Surgery is either aimed at modifying the hip anatomy or surgeries that salvage the hip.

Juvenile pubic symphysiodesis

This surgery fuses a part of the pelvis so as to improve the coverage of the femoral head by the acetabulum. Fusion is achieved by use of electrical cauterisation of the pubis. This surgery is only suitable for dogs under 5 months of age but because may pets present a bit later than this it is not often applicable. It can be used as a prophylactic surgery in very select cases.

Double pelvic osteotomy (DPO)

If there is no arthritis, just laxity, it may be possible to make two cuts into the pelvis to free up the acetabular segment and rotate it to cover the hip joint better. The new position of this segment is held in place with a special type of plate. The Ortlani test and X-rays are very important in selecting the right candidates for this surgery. With successful realignment patients may not develop arthritis in the operated joint.

You may see and hear vets refer to a surgery called the TPO (triple pelvic osteotomy). This is the same type of surgery but it is more invasive because three cuts were made. The DPO represents a refinement in the technique.
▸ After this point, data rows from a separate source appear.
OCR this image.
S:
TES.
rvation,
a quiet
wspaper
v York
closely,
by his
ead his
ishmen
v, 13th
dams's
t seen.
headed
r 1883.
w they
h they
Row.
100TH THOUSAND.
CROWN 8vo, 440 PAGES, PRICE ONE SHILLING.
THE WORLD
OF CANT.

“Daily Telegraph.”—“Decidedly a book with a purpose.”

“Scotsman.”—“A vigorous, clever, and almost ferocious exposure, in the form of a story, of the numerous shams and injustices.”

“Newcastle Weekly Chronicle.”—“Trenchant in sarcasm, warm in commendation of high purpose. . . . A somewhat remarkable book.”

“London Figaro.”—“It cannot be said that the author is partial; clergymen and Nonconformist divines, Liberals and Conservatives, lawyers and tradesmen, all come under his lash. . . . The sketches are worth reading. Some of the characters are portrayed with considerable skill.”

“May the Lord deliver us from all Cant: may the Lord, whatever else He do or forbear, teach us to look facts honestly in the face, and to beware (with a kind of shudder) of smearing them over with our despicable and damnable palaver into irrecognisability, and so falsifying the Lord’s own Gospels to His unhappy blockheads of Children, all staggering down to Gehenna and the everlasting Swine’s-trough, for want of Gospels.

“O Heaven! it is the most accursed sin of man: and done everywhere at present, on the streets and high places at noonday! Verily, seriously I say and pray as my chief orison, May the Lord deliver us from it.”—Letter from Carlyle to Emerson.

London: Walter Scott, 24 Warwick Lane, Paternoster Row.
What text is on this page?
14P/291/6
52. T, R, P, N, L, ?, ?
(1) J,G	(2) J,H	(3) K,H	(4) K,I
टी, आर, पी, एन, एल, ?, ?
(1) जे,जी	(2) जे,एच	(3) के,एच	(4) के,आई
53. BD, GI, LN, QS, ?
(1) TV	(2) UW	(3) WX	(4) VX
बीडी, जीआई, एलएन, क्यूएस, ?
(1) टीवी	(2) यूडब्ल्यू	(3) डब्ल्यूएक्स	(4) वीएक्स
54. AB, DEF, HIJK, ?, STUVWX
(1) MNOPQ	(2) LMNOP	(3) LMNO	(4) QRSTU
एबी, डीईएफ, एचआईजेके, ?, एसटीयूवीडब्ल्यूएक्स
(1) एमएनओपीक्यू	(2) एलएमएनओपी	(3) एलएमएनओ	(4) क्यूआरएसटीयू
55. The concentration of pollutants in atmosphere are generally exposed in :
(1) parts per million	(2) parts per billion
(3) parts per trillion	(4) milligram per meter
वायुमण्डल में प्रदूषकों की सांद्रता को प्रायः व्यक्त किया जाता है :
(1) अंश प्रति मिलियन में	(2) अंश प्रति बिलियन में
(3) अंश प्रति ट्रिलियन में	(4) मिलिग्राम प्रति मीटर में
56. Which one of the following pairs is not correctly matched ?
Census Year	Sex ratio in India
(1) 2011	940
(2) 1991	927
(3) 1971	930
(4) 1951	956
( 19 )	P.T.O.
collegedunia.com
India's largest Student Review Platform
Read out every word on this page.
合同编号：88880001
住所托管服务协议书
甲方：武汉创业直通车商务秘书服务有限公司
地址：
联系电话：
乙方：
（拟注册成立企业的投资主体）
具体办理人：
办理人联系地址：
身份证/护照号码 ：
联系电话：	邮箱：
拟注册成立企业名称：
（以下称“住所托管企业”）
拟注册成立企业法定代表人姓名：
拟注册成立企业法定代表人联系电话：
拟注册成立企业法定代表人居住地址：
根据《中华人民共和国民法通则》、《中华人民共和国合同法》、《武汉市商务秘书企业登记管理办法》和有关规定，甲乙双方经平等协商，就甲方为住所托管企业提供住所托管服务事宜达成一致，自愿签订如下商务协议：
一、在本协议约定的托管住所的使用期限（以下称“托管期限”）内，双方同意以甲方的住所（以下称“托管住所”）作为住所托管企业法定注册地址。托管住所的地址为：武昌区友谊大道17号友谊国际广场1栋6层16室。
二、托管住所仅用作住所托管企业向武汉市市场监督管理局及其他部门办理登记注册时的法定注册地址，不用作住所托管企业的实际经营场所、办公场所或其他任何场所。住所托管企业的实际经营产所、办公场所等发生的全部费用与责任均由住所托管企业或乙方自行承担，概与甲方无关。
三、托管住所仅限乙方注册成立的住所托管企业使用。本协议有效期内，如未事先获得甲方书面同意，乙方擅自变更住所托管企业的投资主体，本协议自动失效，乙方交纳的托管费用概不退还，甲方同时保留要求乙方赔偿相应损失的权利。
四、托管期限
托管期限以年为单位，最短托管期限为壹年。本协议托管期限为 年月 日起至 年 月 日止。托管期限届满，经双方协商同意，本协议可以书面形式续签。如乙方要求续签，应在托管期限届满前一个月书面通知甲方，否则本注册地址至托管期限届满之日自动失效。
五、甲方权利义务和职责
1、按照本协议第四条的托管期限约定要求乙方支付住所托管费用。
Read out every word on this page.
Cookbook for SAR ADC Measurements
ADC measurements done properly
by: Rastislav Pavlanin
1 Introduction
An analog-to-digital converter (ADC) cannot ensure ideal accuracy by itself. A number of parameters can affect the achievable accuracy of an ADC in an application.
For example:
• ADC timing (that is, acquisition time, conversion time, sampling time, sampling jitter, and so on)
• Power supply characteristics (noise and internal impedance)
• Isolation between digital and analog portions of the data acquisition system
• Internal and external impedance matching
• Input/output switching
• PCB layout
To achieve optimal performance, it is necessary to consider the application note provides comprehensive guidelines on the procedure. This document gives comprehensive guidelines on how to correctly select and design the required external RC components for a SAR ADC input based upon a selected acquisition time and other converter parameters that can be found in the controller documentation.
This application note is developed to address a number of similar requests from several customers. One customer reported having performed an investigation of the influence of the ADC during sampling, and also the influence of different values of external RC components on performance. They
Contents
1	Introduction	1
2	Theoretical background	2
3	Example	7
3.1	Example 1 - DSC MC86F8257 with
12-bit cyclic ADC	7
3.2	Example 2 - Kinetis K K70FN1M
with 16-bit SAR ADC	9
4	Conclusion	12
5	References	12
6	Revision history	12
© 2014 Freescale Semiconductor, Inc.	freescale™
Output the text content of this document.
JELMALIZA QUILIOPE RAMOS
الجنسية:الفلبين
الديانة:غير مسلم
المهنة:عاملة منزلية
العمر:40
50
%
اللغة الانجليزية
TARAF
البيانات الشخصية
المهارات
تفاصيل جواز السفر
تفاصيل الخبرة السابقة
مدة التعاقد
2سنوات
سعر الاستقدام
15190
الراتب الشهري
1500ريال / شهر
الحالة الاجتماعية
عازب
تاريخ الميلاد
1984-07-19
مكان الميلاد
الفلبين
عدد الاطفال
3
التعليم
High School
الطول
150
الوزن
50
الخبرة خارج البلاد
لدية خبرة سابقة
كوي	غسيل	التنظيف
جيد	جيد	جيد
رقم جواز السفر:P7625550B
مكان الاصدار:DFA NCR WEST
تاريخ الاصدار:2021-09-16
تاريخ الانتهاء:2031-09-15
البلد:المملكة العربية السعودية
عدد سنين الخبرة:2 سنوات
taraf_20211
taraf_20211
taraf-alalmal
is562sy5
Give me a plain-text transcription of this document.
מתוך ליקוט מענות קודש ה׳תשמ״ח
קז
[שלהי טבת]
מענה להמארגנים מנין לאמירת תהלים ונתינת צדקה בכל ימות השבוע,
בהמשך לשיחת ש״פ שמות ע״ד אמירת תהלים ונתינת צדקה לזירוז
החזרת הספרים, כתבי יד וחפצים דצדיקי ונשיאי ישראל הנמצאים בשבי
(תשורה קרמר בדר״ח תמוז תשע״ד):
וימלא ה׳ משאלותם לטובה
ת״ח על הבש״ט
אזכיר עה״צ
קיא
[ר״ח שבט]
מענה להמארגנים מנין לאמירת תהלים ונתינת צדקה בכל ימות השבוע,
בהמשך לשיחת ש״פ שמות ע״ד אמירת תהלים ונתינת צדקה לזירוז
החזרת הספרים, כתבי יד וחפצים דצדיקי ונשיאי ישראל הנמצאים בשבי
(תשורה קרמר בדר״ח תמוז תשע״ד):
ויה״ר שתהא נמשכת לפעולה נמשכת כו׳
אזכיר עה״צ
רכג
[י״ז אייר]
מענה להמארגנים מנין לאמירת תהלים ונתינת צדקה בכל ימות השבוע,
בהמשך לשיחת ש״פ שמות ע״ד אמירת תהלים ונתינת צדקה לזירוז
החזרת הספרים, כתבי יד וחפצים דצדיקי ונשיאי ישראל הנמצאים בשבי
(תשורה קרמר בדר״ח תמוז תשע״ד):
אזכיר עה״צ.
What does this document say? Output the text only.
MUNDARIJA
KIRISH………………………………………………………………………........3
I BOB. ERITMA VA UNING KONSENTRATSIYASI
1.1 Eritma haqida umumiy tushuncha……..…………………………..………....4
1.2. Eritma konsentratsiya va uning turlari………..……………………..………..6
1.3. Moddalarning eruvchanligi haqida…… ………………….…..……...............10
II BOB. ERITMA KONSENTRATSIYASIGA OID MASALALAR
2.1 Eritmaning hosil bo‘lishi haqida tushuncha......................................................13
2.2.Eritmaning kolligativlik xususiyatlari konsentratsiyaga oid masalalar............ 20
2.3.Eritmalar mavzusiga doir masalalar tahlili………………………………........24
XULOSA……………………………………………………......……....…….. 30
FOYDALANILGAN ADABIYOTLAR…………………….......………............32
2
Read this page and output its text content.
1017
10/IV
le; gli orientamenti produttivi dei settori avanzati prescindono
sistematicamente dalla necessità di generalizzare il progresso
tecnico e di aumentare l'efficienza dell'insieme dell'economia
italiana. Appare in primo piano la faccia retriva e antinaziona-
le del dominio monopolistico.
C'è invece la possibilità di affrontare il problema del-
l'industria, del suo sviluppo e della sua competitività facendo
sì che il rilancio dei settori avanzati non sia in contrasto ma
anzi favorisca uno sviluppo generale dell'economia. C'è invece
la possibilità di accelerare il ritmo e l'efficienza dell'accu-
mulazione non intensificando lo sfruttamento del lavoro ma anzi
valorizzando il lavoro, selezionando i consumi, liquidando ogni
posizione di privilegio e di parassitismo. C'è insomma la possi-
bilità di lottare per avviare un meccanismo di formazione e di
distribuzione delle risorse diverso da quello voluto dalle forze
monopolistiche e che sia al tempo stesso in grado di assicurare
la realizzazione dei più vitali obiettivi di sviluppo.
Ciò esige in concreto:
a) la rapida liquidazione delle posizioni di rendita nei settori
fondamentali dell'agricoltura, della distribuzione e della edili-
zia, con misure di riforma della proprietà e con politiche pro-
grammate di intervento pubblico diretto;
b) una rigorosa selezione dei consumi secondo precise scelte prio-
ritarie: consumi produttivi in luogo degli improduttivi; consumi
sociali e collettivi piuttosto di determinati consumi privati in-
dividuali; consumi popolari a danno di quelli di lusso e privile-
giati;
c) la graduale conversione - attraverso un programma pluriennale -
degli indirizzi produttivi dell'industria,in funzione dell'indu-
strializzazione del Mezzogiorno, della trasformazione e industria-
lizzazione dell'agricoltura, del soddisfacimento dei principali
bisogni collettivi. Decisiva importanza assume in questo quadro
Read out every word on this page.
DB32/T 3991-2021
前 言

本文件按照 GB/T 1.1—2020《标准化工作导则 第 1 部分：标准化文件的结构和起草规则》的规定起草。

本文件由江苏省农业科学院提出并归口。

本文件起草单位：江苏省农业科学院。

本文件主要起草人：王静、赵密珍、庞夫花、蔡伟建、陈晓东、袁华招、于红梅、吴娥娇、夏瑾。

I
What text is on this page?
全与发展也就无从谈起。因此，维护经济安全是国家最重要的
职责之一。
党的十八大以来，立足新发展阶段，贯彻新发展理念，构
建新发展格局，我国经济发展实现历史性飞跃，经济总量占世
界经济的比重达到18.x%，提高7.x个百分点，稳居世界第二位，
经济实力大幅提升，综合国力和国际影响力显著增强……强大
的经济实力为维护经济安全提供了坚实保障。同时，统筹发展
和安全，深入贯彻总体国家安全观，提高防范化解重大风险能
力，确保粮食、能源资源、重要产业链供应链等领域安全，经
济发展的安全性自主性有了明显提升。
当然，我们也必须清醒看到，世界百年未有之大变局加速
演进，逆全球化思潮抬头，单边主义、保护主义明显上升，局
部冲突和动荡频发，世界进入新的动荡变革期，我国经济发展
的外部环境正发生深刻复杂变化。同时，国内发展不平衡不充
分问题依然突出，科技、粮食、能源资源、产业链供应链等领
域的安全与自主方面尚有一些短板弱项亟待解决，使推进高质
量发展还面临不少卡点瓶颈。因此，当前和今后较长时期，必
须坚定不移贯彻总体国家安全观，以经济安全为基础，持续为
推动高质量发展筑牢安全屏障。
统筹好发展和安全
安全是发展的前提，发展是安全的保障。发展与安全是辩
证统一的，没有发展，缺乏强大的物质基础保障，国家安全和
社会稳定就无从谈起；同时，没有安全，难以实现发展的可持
Total hip replacement (THR)

Like in humans it is possible to replace the femoral head and the acetabulum with new, better functioning implants. The femoral head is replaced with a metal implant that is attached to the rest of the bone with cement or a system can be used where the bone grows into the implant. The socket is replaced with a plastic and metal cup. Following surgery pets are rested really well to ensure a complication free recovery. The major issues with this surgery are infections and dislocation. Pets should be free of infection before surgery is undertaken and they are kept in the hospital for rehabilitation before they go home. This generally takes a week. They need complete rest for 2 months and at this point post operative X-rays are taken. If everything has healed your pet will slowly return to normal exercise 1 month later.

The success rate of the surgery is high with many patients returning to normal activity. But the surgery is the most expensive option and has greater, more serious complications than the other surgeries. Overall the complication rate has fallen over the years which is helped by the experience of our orthopaedic team.

Femoral head and neck excision

The femoral head and neck can be completely removed to eliminate pain. It converts the ball and socket hip joint to more of a hinge joint. By eliminating the bone on bone contact the joint is more comfortable with good function. It is less expensive in comparison to a total hip replacement and the post-operative rest requirements are less. Postoperative physiotherapy and rehabilitation is key to longterm success. After surgery your pet will stay with us for a couple of days to make sure mobility is restored and your pet is sent home with appropriate pain relief. The exercise levels and mobility are reviewed every two weeks and recommendations are made to ensure a smooth recovery. We usually see that most pets are back to normal after 8 weeks. The surgery is more suitable in smaller dogs and it is imperative that the excision is performed a certain way to minimise any spurs or sharp edges. Our experience, coupled with our equipment will ensure the highest standard of surgery to ensure everything is done to obtain the best outcome possible.